Il ruolo di Massimo Brocato e l’asse con Taormina
Tra i nomi che spiccano nella requisitoria del pm c’è quello di Massimo Brocato, 63 anni, per il quale l’accusa ha invocato tre anni e sei mesi di reclusione. La figura dell’ingegnere assume una rilevanza particolare non solo per le vicende processuali, ma per il suo peso politico-amministrativo nell’attuale scacchiere ionico. Brocato è infatti uno dei collaboratori più stretti e influenti di Cateno De Luca, sindaco di Taormina. Nominato esperto del primo cittadino, lo scorso anno è stato anche designato presidente dell’Azienda Speciale Patrimonio Taormina. Il suo legame fiduciario con De Luca è tale che, durante un ricovero ospedaliero del sindaco la scorsa primavera, è stato proprio Brocato a prendere di fatto le redini temporanee dell’amministrazione a Palazzo dei Giurati.
All’epoca dei fatti contestati a Falcone, l’ingegnere figurava però in un’altra veste: legale rappresentante, amministratore e direttore tecnico della “Artec Associati srl” con sede proprio a Taormina. Secondo la Procura, la società si sarebbe aggiudicata gli incarichi di progettazione grazie a procedure di gara “truccate”. A seguito delle indagini, scattate a maggio 2021, la Struttura commissariale regionale per il dissesto idrogeologico aveva già revocato a Brocato (difeso dall’avvocato Alberto Gullino) gli incarichi ottenuti per il litorale di Falcone e per quello di Spinesante.
Il “regista” delle gare e gli altri imputati

L’impianto accusatorio, frutto delle indagini dei Carabinieri, individua tuttavia il “regista” delle operazioni illecite nella stessa stazione appaltante: l’ingegnere Carmelo Paratore, 70 anni, esponente di Forza Italia e sindaco di Falcone.
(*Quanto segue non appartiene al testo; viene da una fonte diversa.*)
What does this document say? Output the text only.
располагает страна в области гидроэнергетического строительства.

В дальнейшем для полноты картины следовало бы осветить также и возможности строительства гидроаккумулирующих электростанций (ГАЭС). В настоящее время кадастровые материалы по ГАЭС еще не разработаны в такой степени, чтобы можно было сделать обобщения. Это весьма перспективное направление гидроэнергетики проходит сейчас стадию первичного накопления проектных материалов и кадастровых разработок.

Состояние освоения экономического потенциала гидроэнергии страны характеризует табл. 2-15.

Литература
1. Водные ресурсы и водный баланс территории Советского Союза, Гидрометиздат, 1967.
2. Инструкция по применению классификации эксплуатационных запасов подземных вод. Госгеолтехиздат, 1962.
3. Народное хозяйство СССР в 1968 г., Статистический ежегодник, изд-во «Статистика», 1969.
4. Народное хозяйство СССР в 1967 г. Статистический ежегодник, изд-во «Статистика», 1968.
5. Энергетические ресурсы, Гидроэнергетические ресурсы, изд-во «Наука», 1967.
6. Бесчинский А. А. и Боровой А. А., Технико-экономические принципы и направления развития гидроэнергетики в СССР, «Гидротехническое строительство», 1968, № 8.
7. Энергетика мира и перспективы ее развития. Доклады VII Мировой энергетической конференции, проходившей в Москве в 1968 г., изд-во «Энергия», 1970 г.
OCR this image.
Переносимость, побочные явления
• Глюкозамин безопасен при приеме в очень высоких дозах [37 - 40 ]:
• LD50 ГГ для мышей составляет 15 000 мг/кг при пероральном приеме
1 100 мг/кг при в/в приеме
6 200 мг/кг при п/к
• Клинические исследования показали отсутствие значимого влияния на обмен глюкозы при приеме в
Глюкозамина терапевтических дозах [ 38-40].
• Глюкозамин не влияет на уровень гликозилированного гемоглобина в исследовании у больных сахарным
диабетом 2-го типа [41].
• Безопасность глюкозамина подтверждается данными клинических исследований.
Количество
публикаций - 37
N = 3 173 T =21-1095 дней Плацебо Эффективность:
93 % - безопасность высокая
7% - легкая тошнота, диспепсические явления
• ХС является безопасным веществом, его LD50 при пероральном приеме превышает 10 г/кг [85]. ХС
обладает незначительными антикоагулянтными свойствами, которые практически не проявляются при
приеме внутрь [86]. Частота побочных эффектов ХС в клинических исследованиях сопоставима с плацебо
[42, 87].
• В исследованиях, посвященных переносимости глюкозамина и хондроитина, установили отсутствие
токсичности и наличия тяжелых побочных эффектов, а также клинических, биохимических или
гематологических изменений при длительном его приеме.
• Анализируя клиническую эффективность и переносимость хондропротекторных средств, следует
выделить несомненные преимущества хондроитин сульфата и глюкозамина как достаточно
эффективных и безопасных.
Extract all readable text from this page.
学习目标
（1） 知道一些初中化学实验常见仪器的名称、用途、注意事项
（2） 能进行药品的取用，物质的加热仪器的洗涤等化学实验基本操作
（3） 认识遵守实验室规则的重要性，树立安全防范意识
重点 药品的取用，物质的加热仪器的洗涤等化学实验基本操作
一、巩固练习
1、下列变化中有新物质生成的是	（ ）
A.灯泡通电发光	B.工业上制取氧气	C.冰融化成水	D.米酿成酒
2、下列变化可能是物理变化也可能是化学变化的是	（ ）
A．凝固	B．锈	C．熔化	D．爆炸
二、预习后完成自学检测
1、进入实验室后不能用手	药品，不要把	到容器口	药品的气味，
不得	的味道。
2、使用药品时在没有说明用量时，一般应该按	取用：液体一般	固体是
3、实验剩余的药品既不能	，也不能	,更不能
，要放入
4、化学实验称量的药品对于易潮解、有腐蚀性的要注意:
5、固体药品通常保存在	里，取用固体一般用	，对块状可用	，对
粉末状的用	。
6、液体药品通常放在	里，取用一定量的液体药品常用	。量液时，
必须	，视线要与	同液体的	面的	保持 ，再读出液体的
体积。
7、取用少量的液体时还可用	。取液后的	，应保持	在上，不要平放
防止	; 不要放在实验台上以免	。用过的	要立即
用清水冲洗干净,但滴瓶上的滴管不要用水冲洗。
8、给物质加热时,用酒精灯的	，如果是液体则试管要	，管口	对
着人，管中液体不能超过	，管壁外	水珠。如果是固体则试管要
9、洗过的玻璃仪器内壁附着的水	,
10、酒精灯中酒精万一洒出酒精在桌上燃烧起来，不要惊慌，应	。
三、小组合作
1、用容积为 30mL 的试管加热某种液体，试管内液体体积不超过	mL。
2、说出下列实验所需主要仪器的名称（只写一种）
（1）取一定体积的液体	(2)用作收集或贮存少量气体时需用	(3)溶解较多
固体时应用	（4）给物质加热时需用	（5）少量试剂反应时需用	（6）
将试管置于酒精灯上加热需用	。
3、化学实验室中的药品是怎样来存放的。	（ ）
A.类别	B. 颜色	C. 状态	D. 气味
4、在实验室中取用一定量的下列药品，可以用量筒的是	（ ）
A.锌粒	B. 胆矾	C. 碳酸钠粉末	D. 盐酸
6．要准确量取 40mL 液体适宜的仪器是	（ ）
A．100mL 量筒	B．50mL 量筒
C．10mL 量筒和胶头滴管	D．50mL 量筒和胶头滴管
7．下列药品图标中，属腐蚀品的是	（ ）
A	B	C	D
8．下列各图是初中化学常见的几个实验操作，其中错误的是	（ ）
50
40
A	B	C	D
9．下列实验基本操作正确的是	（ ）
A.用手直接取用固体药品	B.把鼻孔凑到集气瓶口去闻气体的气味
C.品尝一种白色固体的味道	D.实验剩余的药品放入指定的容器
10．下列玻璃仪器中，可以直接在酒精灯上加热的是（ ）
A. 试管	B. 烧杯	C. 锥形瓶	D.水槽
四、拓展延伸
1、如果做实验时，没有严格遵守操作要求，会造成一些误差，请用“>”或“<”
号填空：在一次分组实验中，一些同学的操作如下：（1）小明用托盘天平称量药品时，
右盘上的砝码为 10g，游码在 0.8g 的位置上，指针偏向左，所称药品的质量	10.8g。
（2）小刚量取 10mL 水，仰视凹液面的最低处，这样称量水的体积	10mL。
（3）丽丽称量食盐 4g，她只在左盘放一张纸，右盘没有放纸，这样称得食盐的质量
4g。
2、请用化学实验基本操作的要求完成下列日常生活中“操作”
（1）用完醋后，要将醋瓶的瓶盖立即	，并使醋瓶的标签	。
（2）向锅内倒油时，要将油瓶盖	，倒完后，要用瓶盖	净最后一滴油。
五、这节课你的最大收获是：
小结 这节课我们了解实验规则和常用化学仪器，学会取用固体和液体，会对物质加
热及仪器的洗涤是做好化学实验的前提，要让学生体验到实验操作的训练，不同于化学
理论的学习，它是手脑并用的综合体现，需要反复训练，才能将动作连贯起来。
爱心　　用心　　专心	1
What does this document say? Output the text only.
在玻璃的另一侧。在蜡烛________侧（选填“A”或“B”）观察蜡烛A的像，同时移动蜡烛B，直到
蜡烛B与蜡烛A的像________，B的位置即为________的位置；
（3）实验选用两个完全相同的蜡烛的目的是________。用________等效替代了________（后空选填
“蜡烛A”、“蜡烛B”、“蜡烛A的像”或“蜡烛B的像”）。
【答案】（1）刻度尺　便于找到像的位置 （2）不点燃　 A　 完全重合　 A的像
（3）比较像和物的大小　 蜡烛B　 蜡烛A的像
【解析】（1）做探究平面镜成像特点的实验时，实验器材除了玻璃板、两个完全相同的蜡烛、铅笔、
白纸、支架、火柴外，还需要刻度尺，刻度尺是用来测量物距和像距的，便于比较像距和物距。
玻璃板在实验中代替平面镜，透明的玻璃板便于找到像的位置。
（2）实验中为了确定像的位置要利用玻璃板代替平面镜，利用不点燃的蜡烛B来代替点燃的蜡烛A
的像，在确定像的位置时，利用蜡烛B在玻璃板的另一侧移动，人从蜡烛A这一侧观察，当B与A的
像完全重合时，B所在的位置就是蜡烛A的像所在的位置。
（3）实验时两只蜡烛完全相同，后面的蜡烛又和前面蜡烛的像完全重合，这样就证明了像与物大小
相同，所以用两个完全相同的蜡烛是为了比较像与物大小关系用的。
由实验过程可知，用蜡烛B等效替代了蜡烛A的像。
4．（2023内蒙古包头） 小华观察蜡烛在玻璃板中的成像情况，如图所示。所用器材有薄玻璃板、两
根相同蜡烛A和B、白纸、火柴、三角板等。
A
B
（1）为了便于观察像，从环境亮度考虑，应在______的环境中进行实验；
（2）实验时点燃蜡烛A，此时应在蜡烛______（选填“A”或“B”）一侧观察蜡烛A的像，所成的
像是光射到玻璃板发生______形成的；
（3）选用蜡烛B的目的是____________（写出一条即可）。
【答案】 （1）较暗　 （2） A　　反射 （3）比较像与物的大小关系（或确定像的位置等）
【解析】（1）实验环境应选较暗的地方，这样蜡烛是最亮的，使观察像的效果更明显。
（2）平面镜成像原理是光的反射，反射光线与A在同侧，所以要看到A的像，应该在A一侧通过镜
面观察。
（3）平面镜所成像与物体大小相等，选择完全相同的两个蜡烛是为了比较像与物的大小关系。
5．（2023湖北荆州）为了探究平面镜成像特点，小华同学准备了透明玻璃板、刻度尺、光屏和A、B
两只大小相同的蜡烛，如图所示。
Per lui il magistrato ha chiesto la pena più severa, quattro anni di reclusione. All’epoca dei fatti, Paratore si era autonominato Responsabile dell’Area economica e finanziaria del Comune, ruolo che inglobava strategicamente anche l’ufficio tecnico. Oltre alla turbativa d’asta, l’ex primo cittadino deve rispondere di omissione di atti d’ufficio, reato che sarebbe stato commesso fino al giorno in cui gli fu imposto il divieto di dimora (poi revocato in seguito alle dimissioni).
Le richieste dell’accusa non risparmiano il resto della filiera amministrativa e tecnica. Tre anni di reclusione sono stati chiesti per Marisa Minghetti (59 anni), ex responsabile dell’area economica e finanziaria del Comune di Falcone. Infine, tre anni e sei mesi è la pena invocata per il geologo Calogero Maria Salvatore Scurria (57 anni): secondo i pm, avrebbe ottenuto con i medesimi artifici procedurali attribuiti a Brocato uno dei servizi di indagine geognostica per le opere di ripascimento costiero. La parola passa ora alle difese, in attesa di una sentenza che dovrà chiarire in via definitiva la regolarità della gestione dei fondi per la tutela della costa tirrenica.